Because it was (is) anticipated that funds collected will far exceed expenses. The sheriffs didn't want the money to go to build roads or whatever, they wanted it to stay in the department. The language said that ONLY the sheriff got the money. The point was that he could use the money for other things, like training and equipment. At some point in the retyping process during one of the bill's myriad rewrites and revisions, the sentence ended up in its final form, and the plaintiffs claimed that it meant the sheriff *couldn't* use the money to pay processing expenses. This requires a creative interpretation of the English language, the same as their bizarre interpretation of the meaning of "shall not justify."

So what's the deal on Hancock?

Read the linked article above to learn about Hancock. Keep in mind that it is supposed to be applied on an individual county (or school district or whatever political entity) basis. One SC Justice pointed out that some counties may incur NO expenses from CCW, and that at least one sheriff (who I assume wants to get reelected) has pledged to do the paperwork for FREE. (The law says the sheriff MAY charge UP TO $100.)

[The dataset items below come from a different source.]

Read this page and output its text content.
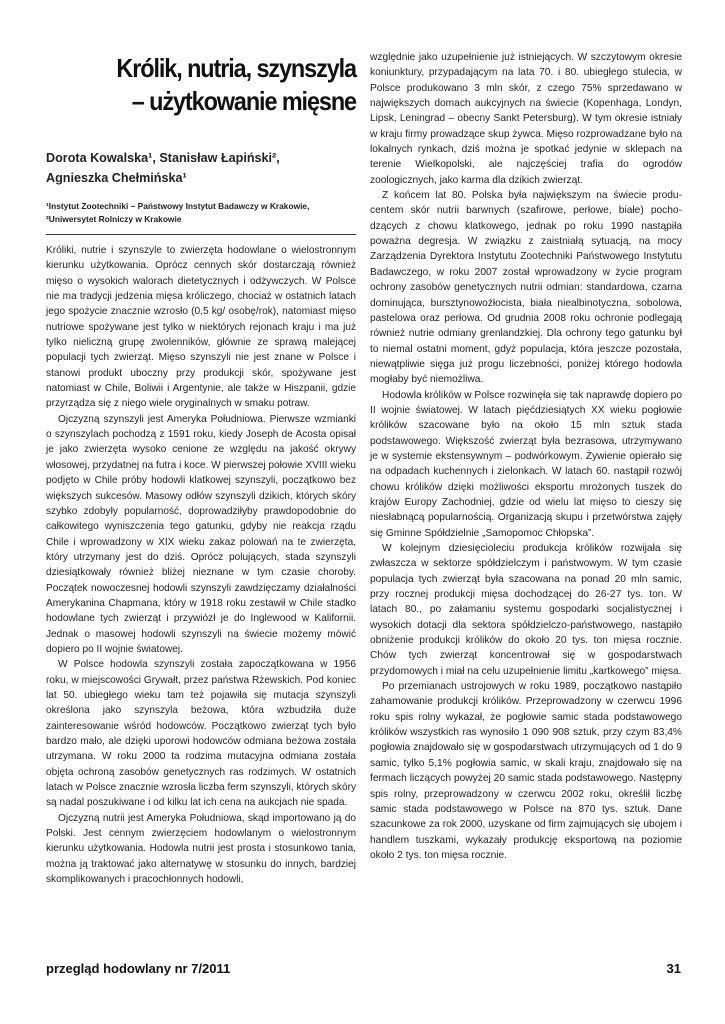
Królik, nutria, szynszyla
– użytkowanie mięsne
Dorota Kowalska¹, Stanisław Łapiński²,
Agnieszka Chełmińska¹
¹Instytut Zootechniki – Państwowy Instytut Badawczy w Krakowie,
²Uniwersytet Rolniczy w Krakowie

Króliki, nutrie i szynszyle to zwierzęta hodowlane o wielostronnym kierunku użytkowania. Oprócz cennych skór dostarczają również mięso o wysokich walorach dietetycznych i odżywczych. W Polsce nie ma tradycji jedzenia mięsa króliczego, chociaż w ostatnich latach jego spożycie znacznie wzrosło (0,5 kg/ osobę/rok), natomiast mięso nutriowe spożywane jest tylko w niektórych rejonach kraju i ma już tylko nieliczną grupę zwolenników, głównie ze sprawą malejącej populacji tych zwierząt. Mięso szynszyli nie jest znane w Polsce i stanowi produkt uboczny przy produkcji skór, spożywane jest natomiast w Chile, Boliwii i Argentynie, ale także w Hiszpanii, gdzie przyrządza się z niego wiele oryginalnych w smaku potraw.

Ojczyzną szynszyli jest Ameryka Południowa. Pierwsze wzmianki o szynszylach pochodzą z 1591 roku, kiedy Joseph de Acosta opisał je jako zwierzęta wysoko cenione ze względu na jakość okrywy włosowej, przydatnej na futra i koce. W pierwszej połowie XVIII wieku podjęto w Chile próby hodowli klatkowej szynszyli, początkowo bez większych sukcesów. Masowy odłów szynszyli dzikich, których skóry szybko zdobyły popularność, doprowadziłyby prawdopodobnie do całkowitego wyniszczenia tego gatunku, gdyby nie reakcja rządu Chile i wprowadzony w XIX wieku zakaz polowań na te zwierzęta, który utrzymany jest do dziś. Oprócz polujących, stada szynszyli dziesiątkowały również bliżej nieznane w tym czasie choroby. Początek nowoczesnej hodowli szynszyli zawdzięczamy działalności Amerykanina Chapmana, który w 1918 roku zestawił w Chile stadko hodowlane tych zwierząt i przywiózł je do Inglewood w Kalifornii. Jednak o masowej hodowli szynszyli na świecie możemy mówić dopiero po II wojnie światowej.

W Polsce hodowla szynszyli została zapoczątkowana w 1956 roku, w miejscowości Grywałt, przez państwa Rżewskich. Pod koniec lat 50. ubiegłego wieku tam też pojawiła się mutacja szynszyli określona jako szynszyla beżowa, która wzbudziła duże zainteresowanie wśród hodowców. Początkowo zwierząt tych było bardzo mało, ale dzięki uporowi hodowców odmiana beżowa została utrzymana. W roku 2000 ta rodzima mutacyjna odmiana została objęta ochroną zasobów genetycznych ras rodzimych. W ostatnich latach w Polsce znacznie wzrosła liczba ferm szynszyli, których skóry są nadal poszukiwane i od kilku lat ich cena na aukcjach nie spada.

Ojczyzną nutrii jest Ameryka Południowa, skąd importowano ją do Polski. Jest cennym zwierzęciem hodowlanym o wielostronnym kierunku użytkowania. Hodowla nutrii jest prosta i stosunkowo tania, można ją traktować jako alternatywę w stosunku do innych, bardziej skomplikowanych i pracochłonnych hodowli,

względnie jako uzupełnienie już istniejących. W szczytowym okresie koniunktury, przypadającym na lata 70. i 80. ubiegłego stulecia, w Polsce produkowano 3 mln skór, z czego 75% sprzedawano w największych domach aukcyjnych na świecie (Kopenhaga, Londyn, Lipsk, Leningrad – obecny Sankt Petersburg). W tym okresie istniały w kraju firmy prowadzące skup żywca. Mięso rozprowadzane było na lokalnych rynkach, dziś można je spotkać jedynie w sklepach na terenie Wielkopolski, ale najczęściej trafia do ogrodów zoologicznych, jako karma dla dzikich zwierząt.

Z końcem lat 80. Polska była największym na świecie producentem skór nutrii barwnych (szafirowe, perłowe, białe) pochodzących z chowu klatkowego, jednak po roku 1990 nastąpiła poważna degresja. W związku z zaistniałą sytuacją, na mocy Zarządzenia Dyrektora Instytutu Zootechniki Państwowego Instytutu Badawczego, w roku 2007 został wprowadzony w życie program ochrony zasobów genetycznych nutrii odmian: standardowa, czarna dominująca, bursztynowoźłocista, biała niealbinotyczna, sobolowa, pastelowa oraz perłowa. Od grudnia 2008 roku ochronie podlegają również nutrie odmiany grenlandzkiej. Dla ochrony tego gatunku był to niemal ostatni moment, gdyż populacja, która jeszcze pozostała, niewątpliwie sięga już progu liczebności, poniżej którego hodowla mogłaby być niemożliwa.

Hodowla królików w Polsce rozwinęła się tak naprawdę dopiero po II wojnie światowej. W latach pięćdziesiątych XX wieku pogłowie królików szacowane było na około 15 mln sztuk stada podstawowego. Większość zwierząt była bezrasowa, utrzymywano je w systemie ekstensywnym – podwórkowym. Żywienie opierało się na odpadach kuchennych i zielonkach. W latach 60. nastąpił rozwój chowu królików dzięki możliwości eksportu mrożonych tuszek do krajów Europy Zachodniej, gdzie od wielu lat mięso to cieszy się niesłabnącą popularnością. Organizacją skupu i przetwórstwa zajęły się Gminne Spółdzielnie „Samopomoc Chłopska”.

W kolejnym dziesięcioleciu produkcja królików rozwijała się zwłaszcza w sektorze spółdzielczym i państwowym. W tym czasie populacja tych zwierząt była szacowana na ponad 20 mln samic, przy rocznej produkcji mięsa dochodzącej do 26-27 tys. ton. W latach 80., po załamaniu systemu gospodarki socjalistycznej i wysokich dotacji dla sektora spółdzielczo-państwowego, nastąpiło obniżenie produkcji królików do około 20 tys. ton mięsa rocznie. Chów tych zwierząt koncentrował się w gospodarstwach przydomowych i miał na celu uzupełnienie limitu „kartkowego” mięsa.

Po przemianach ustrojowych w roku 1989, początkowo nastąpiło zahamowanie produkcji królików. Przeprowadzony w czerwcu 1996 roku spis rolny wykazał, że pogłowie samic stada podstawowego królików wszystkich ras wynosiło 1 090 908 sztuk, przy czym 83,4% pogłowia znajdowało się w gospodarstwach utrzymujących od 1 do 9 samic, tylko 5,1% pogłowia samic, w skali kraju, znajdowało się na fermach liczących powyżej 20 samic stada podstawowego. Następny spis rolny, przeprowadzony w czerwcu 2002 roku, określił liczbę samic stada podstawowego w Polsce na 870 tys. sztuk. Dane szacunkowe za rok 2000, uzyskane od firm zajmujących się ubojem i handlem tuszkami, wykazały produkcję eksportową na poziomie około 2 tys. ton mięsa rocznie.

przegląd hodowlany nr 7/2011	31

The AG's office pointed out that the legislature will soon pass a law making cross-burning a crime, yet they are not allocating specific additional funds to give the police for investigating cross burnings. Investigating crimes is what they do. Similarly, sheriffs take fingerprints and request background checks for many people already. In many counties, the modest number of CCW apps will be processed right along with purchase permits etc.

For this reason I don't see Hancock as knocking out the entire law. There are 114 counties in MO and at least 113 of them have expressed NO interest in opting out. This law is a windfall for sheriffs and they know it.

The justices asked good, pointed questions of both parties, and I felt very good about the answers (I was in the front row of spectators, three feet behind Stephen Halbrook and the other members of the legal team not actually talking.)

The facts and the law are on our side here. Keep the faith.

JR
 
The facts and the law are on our side here.

When did that ever stop the antis?

If you keep calling "white," "black" and vice versa, many others folks will as well.
 
It doesn't stop the antis, but that's not what's important. Yes, we'll always face nuisance suits like this one brought by antigun zealots. And yes, those antigun zealots may find a circuit court judge who agrees with their claim that black is white.

But when you get to the SUPREME COURT level, and the antis' lawyer refuses to answer a justice's question FOUR TIMES, it's different. It's different when the justices pepper the plaintiffs with questions that they CANNOT back up with any legal case law precedent.

I do not know the individual beliefs or political leanings of the MOSC justices. They may all believe CCW is a bad idea, just as AG Jay Nixon dislikes concealed carry. That doesn't really matter, because IMO they DO NOT want to set the precedent of encouraging any person with an axe to grind to knock out a law with a Hancock claim. This is the Pandora's Box no one wants to open.